Middlebury College students, the driving force behind the carbon neutrality effort, applaud their administrators’ investment but urge them not to stop researching solutions. Jamie Henn, a senior and co-founder of Sunday Night Group, the student collective most dedicated and thorough in advocating for carbon neutrality, considers the biomass plant a great first step, but certainly no conclusion to the neutrality challenge.

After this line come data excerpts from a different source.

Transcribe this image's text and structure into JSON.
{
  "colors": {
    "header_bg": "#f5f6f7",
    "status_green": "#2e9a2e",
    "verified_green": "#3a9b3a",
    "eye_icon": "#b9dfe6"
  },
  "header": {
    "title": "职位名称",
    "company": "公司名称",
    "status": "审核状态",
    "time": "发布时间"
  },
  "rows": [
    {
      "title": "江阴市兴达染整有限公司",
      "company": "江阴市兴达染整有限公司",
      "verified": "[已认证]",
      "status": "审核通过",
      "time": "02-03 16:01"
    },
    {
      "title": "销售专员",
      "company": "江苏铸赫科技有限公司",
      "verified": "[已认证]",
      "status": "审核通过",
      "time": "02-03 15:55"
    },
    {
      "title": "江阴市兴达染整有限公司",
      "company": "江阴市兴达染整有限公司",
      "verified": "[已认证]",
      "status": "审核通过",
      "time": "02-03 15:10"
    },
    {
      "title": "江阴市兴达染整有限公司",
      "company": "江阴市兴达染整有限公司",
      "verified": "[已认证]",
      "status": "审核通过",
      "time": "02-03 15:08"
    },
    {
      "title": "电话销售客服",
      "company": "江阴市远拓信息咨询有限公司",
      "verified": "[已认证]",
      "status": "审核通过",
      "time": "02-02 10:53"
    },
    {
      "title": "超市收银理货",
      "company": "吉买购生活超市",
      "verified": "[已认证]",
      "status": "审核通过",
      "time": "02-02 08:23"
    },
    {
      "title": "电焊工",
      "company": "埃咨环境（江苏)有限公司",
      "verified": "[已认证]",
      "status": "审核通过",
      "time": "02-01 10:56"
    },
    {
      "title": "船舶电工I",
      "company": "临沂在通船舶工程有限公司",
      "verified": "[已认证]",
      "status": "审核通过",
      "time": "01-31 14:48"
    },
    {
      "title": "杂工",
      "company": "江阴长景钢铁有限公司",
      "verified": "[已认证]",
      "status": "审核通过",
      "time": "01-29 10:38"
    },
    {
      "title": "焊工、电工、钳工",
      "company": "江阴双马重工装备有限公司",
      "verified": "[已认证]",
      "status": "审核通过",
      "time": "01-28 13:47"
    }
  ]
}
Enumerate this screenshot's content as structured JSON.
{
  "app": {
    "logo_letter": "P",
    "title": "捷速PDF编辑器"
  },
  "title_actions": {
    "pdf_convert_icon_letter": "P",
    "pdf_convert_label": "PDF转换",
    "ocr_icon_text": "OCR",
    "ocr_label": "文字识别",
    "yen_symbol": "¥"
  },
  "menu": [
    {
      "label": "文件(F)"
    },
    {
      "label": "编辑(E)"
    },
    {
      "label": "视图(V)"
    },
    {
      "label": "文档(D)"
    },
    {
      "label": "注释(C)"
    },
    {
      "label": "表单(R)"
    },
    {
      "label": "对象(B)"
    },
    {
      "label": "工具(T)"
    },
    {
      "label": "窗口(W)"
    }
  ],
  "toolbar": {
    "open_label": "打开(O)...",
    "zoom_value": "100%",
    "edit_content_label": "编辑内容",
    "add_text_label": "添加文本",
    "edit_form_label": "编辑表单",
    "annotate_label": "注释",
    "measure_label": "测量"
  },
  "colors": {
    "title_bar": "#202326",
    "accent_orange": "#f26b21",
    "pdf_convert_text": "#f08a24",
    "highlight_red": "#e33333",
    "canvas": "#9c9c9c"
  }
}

“We need not just to be doing well, but doing all that we can and being the best at it,” he said. In addition to the plant, the college could focus on more creative solutions, introduce more non-fossil-fuel-burning options like wind power, solar panels or even geothermal energy. And for those energy expenditures the college simply can’t reduce, the administration can purchase carbon offsets, which zero out emissions in one place by planting trees or engaging in an energy conservation activity in another.
Henn said he believes the plant will create an important dialogue between town and college about possible energy alternatives.
To finance the facility, which is due to begin operation in the fall of 2008, the college will secure loans and has also applied for state grants.
College officials said the biomass plant will be constructed near the site of the college’s current power facility off South Main Street. Commuters through town will feel a slight increase in traffic when three trucks carrying woodchips, compared to one carrying fuel oil, make their daily deliveries to the plant. But town and college officials agree, it’s a small price to pay for a noble cause. 
“We’re always looking to improve what we contribute to the future sustainability of the world,” Jenks-Jay said, “whether that’s in the classroom, or the boardroom, or the boiler room.”